Piñera y los suyos lograron torpedear el gobierno de Bachelet desde el comienzo amplificando un caso de corrupción de su hijo Sebastián Dávalos como el emblema y prueba madre de la corrupción de su gobierno. La idea de que Bachelet y los suyos no eran gente de confiar minó la imagen y el respaldo a sus reformas. Piñera, un asiduo de los tribunales por delitos financieros, tiene un tejado de vidrio por el que su escaso respaldo podría desaparecer tan pronto como la fiesta de la transición se convierta en la rutina diaria.

Entonces Piñera tendrá el complicado trabajo de encontrar una sintonía entre la calle y sus amigos, entre la visión empresarial de un país y una sociedad que tiene la sensación de estar mirando la fiesta desde la ventana. Una fiesta en la que se debaten problemas de otros pero se paga la cena con sus impuestos. 

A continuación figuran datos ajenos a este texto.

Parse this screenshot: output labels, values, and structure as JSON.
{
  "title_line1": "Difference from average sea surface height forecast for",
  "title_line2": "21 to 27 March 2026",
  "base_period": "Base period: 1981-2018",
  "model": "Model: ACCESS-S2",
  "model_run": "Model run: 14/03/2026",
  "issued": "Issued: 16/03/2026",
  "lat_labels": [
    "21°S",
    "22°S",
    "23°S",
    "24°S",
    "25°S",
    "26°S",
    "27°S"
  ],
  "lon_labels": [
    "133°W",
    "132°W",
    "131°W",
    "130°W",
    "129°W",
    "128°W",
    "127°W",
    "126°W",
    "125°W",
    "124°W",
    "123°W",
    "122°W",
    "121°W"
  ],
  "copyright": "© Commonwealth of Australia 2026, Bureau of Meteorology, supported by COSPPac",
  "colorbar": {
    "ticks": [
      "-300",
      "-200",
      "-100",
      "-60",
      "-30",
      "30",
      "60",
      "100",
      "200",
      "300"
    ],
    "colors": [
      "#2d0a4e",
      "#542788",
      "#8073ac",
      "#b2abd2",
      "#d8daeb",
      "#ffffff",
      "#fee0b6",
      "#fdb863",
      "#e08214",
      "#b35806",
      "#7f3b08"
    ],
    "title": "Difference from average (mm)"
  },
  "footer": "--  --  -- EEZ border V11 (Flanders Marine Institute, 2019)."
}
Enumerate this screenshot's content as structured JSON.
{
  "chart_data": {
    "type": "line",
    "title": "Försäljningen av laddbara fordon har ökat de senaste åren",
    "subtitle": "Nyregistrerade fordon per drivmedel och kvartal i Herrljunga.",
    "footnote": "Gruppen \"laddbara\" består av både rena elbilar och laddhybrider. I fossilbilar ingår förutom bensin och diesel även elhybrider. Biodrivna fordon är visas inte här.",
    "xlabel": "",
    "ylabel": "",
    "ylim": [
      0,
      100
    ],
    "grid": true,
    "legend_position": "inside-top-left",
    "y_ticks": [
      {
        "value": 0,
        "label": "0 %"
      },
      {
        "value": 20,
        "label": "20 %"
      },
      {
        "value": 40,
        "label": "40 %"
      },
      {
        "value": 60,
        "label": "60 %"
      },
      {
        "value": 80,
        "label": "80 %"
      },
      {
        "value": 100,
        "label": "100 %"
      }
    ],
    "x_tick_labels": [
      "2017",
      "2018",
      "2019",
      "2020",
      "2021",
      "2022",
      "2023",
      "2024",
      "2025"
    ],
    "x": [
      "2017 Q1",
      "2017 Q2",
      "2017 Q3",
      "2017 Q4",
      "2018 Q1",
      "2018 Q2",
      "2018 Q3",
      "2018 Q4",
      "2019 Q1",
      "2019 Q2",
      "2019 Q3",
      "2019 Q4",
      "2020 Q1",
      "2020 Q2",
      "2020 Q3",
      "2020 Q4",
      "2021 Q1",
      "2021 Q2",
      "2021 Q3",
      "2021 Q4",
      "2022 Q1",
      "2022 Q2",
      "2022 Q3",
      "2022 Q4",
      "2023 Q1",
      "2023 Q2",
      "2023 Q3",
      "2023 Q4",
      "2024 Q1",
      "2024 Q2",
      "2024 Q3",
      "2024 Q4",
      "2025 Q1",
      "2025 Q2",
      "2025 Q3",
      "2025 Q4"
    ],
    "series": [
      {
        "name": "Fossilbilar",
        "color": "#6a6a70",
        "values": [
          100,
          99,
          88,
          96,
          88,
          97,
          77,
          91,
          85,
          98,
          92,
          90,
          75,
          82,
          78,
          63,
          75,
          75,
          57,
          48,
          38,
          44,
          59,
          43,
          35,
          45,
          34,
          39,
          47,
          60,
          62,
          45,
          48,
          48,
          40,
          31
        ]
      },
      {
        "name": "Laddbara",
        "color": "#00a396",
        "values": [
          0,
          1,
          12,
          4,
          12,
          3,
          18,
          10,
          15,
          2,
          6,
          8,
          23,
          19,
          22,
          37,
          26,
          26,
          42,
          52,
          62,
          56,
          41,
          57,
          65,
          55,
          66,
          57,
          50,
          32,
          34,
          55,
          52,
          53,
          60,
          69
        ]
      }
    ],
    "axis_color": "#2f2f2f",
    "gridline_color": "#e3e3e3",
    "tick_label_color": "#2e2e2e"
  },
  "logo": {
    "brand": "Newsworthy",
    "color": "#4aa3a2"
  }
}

Ayer, Piñera reiteró que sería el presidente de la familia y los niños, aun los que están por nacer. En contraste, la mejor reforma de Bachelet fue impulsar el aborto en ocasiones muy especiales. Si Piñera no pone la oreja en demandas como esta -como terminar la tramitación del matrimonio igualitario o ampliar el alcance de la educación gratuita- su tránsito por La Moneda será otro deja-vu de su primera entrega: una presidencia cansina, preocupada de un márketing que no logra perfumar el desastre sordo a un país que ya cambió.